Ein weiteres Highlight, über das sich relativ gefahrenlos plaudern lässt, ist der kleine, aber ausgesuchte Cast, denn während Ethan Hawke eine gewohnt gute Figur macht und lediglich in der ersten Hälfte merklich zu kurz kommt, ist es speziell die noch vergleichsweise unbekannte Sarah Snook, die hier prompt eine Ausnahmeleistung sondergleichen abliefert und sich mit ihrer Darbietung sicherlich für größere und prestigeträchtigere Projekte zu empfehlen weiß, während ich persönlich mich sehr über Noah Taylors wenn auch kleine Rolle gefreut habe. Das Setting derweil kommt erfrischend stimmig daher, wenn der Film auch für mich überraschend überwiegend in den 60er- und 70er-Jahren spielt und mit einigen netten Einfällen, wie etwa einem Geigenkasten als mobile Zeitmaschine, verleihen die Spierig Brüder den Zeitreiseagenten ein charmant altmodisches Flair wie es auch den Männern mit Hüten in Der Plan innewohnt.
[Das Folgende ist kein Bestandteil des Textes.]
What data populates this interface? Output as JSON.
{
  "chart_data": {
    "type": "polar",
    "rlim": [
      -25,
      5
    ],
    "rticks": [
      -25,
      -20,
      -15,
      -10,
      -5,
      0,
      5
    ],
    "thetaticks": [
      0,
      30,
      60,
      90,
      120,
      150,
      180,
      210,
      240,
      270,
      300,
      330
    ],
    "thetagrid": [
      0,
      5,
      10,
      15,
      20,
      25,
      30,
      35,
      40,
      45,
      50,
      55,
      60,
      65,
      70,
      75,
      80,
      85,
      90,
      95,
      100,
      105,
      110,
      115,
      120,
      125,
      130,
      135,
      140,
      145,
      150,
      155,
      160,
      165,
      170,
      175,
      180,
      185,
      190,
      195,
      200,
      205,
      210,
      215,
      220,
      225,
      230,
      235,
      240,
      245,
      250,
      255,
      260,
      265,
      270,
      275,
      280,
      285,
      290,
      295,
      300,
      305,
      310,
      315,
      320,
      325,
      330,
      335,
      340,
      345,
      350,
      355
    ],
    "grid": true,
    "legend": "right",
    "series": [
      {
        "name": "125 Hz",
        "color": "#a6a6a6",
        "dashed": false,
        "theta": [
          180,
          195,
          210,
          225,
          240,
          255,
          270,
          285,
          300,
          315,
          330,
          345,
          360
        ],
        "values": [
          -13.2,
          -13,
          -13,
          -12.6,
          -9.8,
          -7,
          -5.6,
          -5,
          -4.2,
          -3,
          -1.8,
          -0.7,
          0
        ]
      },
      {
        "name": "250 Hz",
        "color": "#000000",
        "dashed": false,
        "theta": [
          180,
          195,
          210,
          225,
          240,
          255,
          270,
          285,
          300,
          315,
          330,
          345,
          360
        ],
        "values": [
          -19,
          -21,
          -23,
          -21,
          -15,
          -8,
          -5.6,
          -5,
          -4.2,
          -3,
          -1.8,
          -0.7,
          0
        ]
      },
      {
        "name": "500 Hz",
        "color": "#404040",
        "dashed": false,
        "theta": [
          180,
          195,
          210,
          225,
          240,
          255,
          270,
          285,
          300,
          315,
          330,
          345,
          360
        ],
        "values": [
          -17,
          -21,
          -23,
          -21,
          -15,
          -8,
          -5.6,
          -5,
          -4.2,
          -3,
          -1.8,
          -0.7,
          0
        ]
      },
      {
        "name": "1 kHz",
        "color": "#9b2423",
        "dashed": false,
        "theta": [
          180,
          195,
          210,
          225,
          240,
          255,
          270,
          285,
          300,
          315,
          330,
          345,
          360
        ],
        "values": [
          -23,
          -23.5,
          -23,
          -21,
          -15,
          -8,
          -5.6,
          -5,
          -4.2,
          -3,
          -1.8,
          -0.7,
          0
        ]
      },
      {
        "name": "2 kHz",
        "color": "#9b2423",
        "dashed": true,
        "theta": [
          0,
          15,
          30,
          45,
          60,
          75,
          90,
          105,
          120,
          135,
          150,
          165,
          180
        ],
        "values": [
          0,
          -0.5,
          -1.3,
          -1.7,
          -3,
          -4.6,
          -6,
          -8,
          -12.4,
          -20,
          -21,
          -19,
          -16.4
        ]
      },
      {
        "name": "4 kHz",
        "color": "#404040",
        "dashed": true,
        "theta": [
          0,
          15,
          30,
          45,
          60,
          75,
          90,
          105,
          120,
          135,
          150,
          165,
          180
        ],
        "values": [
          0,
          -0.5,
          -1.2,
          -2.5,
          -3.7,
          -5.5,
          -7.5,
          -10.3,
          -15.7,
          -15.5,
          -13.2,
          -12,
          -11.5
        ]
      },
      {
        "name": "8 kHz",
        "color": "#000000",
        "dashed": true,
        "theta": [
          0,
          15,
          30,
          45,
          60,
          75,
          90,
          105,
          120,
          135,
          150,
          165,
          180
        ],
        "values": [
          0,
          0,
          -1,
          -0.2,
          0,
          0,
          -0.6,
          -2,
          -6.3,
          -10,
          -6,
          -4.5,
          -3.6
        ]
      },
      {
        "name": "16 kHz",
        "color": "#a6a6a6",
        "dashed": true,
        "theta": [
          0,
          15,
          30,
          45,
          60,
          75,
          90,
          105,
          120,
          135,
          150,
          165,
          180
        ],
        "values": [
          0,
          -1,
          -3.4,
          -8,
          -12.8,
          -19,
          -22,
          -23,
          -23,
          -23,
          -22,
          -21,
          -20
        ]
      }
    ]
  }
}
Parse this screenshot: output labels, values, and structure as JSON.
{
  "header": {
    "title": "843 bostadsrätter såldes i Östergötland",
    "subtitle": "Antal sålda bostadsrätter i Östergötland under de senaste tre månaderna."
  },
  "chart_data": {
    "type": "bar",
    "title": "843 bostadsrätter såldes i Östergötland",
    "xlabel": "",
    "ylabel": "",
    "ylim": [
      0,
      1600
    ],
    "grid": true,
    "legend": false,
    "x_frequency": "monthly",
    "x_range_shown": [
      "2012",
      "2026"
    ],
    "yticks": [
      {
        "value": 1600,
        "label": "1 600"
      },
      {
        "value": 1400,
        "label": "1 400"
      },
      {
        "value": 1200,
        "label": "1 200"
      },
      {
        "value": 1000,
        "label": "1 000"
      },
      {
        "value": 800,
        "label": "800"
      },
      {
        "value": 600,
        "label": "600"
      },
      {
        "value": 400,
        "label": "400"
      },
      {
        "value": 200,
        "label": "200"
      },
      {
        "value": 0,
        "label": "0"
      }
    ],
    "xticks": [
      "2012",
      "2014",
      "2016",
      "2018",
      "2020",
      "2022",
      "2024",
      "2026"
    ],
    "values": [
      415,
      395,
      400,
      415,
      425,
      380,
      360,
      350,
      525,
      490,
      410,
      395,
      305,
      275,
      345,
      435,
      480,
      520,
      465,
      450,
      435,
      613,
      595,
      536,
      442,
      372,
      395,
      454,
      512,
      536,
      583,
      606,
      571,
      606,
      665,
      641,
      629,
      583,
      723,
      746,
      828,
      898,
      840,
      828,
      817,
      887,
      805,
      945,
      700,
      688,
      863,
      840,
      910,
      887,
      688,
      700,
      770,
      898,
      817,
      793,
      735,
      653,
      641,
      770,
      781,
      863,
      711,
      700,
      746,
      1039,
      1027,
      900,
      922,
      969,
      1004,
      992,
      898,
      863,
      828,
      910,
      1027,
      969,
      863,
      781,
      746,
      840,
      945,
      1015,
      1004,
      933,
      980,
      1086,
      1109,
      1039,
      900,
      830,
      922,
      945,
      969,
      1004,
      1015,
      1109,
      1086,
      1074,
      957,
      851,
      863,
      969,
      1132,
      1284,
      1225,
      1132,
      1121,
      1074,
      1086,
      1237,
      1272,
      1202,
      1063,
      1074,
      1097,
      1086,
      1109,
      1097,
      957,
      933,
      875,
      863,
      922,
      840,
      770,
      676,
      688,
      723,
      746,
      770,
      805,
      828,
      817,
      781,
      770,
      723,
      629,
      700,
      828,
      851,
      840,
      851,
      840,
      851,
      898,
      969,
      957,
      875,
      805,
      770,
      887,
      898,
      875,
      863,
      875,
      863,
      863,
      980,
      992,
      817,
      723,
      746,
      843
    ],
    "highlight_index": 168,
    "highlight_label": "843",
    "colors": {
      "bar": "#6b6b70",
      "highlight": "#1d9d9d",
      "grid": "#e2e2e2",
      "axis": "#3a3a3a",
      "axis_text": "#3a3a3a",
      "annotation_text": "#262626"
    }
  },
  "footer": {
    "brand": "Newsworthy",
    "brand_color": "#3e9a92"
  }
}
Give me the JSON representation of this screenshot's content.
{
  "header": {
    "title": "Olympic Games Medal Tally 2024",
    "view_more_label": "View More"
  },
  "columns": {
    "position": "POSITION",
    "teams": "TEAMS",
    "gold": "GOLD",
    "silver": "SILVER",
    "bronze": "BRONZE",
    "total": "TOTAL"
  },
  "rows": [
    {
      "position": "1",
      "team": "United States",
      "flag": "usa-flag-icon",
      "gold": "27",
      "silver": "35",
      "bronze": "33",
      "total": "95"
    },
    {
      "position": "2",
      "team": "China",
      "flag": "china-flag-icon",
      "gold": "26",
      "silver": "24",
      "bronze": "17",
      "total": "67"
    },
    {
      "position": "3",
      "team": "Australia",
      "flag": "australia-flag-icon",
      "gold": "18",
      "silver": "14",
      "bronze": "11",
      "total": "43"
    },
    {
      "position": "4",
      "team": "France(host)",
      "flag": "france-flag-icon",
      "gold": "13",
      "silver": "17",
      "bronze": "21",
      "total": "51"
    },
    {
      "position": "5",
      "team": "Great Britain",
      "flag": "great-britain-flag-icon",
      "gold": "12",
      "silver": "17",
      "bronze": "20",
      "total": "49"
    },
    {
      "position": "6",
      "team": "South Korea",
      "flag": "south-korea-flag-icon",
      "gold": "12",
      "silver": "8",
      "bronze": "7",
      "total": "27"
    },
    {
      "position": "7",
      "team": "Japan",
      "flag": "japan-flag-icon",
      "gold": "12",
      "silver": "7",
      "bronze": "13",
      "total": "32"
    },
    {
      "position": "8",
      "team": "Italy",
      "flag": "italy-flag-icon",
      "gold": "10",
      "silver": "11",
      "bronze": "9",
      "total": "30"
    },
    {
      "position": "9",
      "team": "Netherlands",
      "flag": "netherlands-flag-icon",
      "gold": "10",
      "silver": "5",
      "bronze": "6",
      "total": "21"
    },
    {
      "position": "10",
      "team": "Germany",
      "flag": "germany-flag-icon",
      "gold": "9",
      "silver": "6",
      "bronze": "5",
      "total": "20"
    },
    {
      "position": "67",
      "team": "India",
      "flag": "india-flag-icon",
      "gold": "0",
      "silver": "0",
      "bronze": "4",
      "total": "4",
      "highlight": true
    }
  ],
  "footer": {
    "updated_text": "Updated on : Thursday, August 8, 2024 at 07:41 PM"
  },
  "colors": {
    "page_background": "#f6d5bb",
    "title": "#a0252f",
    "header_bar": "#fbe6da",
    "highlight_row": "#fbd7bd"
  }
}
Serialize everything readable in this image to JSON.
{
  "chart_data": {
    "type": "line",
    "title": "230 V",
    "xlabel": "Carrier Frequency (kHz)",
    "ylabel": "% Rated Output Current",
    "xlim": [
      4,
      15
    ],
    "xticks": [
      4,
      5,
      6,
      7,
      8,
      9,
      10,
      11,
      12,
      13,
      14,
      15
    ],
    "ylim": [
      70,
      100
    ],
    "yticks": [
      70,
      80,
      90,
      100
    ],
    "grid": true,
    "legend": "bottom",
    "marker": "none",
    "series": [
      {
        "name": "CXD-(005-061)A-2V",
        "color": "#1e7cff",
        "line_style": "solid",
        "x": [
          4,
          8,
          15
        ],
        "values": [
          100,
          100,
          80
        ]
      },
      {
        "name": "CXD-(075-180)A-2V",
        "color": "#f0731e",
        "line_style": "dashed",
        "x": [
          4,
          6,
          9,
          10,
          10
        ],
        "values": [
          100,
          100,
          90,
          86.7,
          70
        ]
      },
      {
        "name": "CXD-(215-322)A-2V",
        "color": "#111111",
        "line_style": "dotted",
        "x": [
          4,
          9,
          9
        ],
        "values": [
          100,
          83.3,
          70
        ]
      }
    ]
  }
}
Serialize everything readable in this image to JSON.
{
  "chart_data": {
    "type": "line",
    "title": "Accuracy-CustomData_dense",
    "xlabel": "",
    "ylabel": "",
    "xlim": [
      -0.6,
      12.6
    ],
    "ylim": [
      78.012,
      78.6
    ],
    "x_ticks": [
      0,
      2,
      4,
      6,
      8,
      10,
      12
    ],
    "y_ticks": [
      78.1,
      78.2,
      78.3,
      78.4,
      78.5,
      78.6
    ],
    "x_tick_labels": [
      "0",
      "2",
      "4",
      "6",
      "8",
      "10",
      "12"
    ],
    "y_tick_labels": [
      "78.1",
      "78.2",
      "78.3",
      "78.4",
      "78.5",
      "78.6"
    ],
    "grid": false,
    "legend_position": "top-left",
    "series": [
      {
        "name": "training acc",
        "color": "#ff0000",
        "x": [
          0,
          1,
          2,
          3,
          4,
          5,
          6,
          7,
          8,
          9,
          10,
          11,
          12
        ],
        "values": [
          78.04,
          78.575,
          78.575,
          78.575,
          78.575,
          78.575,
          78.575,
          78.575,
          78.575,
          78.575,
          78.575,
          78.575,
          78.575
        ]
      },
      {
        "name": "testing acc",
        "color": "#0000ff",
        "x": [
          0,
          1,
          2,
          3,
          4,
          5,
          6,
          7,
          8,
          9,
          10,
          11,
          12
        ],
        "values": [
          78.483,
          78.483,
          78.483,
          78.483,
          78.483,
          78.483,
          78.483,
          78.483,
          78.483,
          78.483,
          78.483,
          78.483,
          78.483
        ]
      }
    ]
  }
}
Predestination hat zwar mit den der Thematik innewohnenden logischen Fallstricken zu kämpfen und hält einer näheren Betrachtung kaum stand, doch will sich der Film in meinen Augen auch mehr als Gedankenspiel verstanden wissen, funktioniert als solches in seiner Auslotung des Konzeptes von Prädestination oder Vorbestimmung auch formidabel und ist in letzter Konsequenz ein durch und durch ungewöhnlicher wie intelligenter Zeitreisethriller mit merklichem Drama-Einschlag, der auch im Nachhinein noch zu beschäftigen weiß und die eigene Vorstellungskraft auf Reisen schickt.

Fazit & Wertung:

In höchstem Maße unkonventionell und sicherlich in keiner Weise so, wie man sich einen typischen Zeitreisethriller erwartet, ist Predestination ein extrem lohnenswerter Film für Freunde intelligent verschachtelter Gedankenspiele, der das Zeitreiseparadox gekonnt auf die Spitze treibt und mit seiner Auflösung und den sich daraus ergebenden Konsequenzen noch lange im Gedächtnis haften bleibt.

8,5 von 10 Zeitsprüngen

Predestination

  • Zeitsprünge - 8.5/10
    8.5/10

Fazit & Wertung:

In höchstem Maße unkonventionell und sicherlich in keiner Weise so, wie man sich einen typischen Zeitreisethriller erwartet, ist Predestination ein extrem lohnenswerter Film für Freunde intelligent verschachtelter Gedankenspiele, der das Zeitreiseparadox gekonnt auf die Spitze treibt und mit seiner Auflösung und den sich daraus ergebenden Konsequenzen noch lange im Gedächtnis haften bleibt.

8.5/10
Leser-Wertung 7.89/10 (18 Stimmen)
Sende

Meinungen aus der Blogosphäre:
Tonight is gonna be a large one.: 8/10 Punkte

Und weil ich es nicht lassen kann, mich auch einmal ungeachtet möglicher Spoiler zu Konzept, Auflösung und Grundidee des Films zu äußern:

SPOILER – SPOILER – SPOILER – SPOILER – SPOILER – SPOILER

Wie in der Kritik schon angedeutet, liegt dem Konzept von Predestination das Gedankenspiel um das Henne-Ei-Problem zugrunde, wobei der Ouroboros, die sich selbst verzehrende Schlange noch ein viel stärkeres Motiv in dem Film darstellt, wenngleich sie nicht namentlich genannt wird, denn nicht damit genug, dass sich im Laufe des Films herausstellt, dass die von Sarah Snook gespielte Figur via Zeitreise mit sich selbst angebändelt und ihr späteres männliches Ich ihr früheres weibliches Ich geschwängert hat, ergibt sich im weiteren Verlauf, dass es der Zeitreiseagent war, der das Neugeborene entführt und in der Zeit zurücktransportiert hat, um es vor dem Waisenhaus abzulegen, in dem Jane, die später zu John werden sollte, aufgewachsen ist, womit Jane/John sich praktisch aus sich selbst heraus selbst gezeugt und geboren hat. Wirklich verquer wird es dann, wenn man gewahr wird, dass auch der Zeitreiseagent und John ein und dieselbe Person sind, was natürlich durch die Gesichtsverbrennungen zu Beginn des Films erklärt beziehungsweise vorher kaschiert wird und ein noch späteres Selbst von John ist es auch, der der Fizzle-Bomber ist, jedoch von John erschossen wird, bevor er die Bombe zünden kann, ihm gleichwohl kurz vor seinem Ableben mitteilt, dass er erst durch den Mord an sich selbst so werden konnte.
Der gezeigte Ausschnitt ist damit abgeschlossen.